As the title pretty much tells, I’ve been working on fixing the Root-Disk-Multipathing feature of our XenServer installations. Our XenServer boot from a HA-enabled NetApp controller, however we recently noticed that during a controller fail-over some, if not all, paths would go offline and never come back. If you do a cf takeover and cf giveback in short succession, you’ll end up with a XenServer host that is unusable, as the Root-Disk would be pretty much non-responsive.
Guessing from that, there don’t seem to be that many people using XenServer with Boot-from-SAN. Otherwise Citrix/NetApp would have fixed that by now…. Anyhow, I went around digging in our XenServer’s. What I already did, was adjust the /etc/multipath.conf according to a bug report (or TR-3373). For completeness sake I’ll list it here:
# Multipathing configuration for XenServer on NetApp ALUA
# enabled storage.
# TR-3732, revision 5
## some vendor specific modifications
features "1 queue_if_no_path"
getuid_callout "/sbin/scsi_id -g -u -s /block/%n"

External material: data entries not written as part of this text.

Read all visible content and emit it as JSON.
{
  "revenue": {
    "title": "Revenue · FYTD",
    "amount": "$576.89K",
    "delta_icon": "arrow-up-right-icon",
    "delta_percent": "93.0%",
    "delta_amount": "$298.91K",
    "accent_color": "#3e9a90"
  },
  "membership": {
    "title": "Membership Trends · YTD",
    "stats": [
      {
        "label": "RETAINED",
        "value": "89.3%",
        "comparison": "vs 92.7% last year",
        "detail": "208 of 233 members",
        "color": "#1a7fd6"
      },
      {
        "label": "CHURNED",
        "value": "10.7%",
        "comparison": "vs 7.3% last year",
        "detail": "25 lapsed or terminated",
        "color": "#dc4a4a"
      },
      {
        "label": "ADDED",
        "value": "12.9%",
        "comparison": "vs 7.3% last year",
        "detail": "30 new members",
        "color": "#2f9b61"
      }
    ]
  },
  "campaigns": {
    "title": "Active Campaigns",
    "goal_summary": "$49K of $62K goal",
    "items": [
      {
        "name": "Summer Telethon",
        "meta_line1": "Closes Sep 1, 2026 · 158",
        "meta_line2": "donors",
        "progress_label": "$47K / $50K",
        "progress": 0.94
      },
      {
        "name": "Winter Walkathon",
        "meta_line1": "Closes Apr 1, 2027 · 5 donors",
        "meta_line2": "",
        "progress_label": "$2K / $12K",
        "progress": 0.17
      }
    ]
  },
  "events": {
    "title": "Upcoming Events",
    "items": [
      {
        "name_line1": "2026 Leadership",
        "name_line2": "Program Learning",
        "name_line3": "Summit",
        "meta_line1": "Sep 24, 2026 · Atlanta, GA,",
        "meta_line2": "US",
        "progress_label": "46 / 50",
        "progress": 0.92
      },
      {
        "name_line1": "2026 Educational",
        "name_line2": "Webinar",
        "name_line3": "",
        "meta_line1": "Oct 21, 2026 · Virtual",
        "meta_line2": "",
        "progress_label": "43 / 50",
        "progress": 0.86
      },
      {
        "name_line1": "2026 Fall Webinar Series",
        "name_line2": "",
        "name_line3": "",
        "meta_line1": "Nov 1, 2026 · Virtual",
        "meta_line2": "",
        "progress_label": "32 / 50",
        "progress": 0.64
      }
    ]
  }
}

prio_callout "/sbin/mpath_prio_alua /dev/%n"
hardware handler "0"
And as it turns out, this is the reason why we’re having such difficulties with the Multipathing. The information in TR-3373 is a bunch of BS (no, not everything but a single path is wrong, the getuid_callout) and thus the whole concept of Multipathing, Failover and High-Availibility (yeah, I know – if you want HA, don’t use XenServer :P) is gone.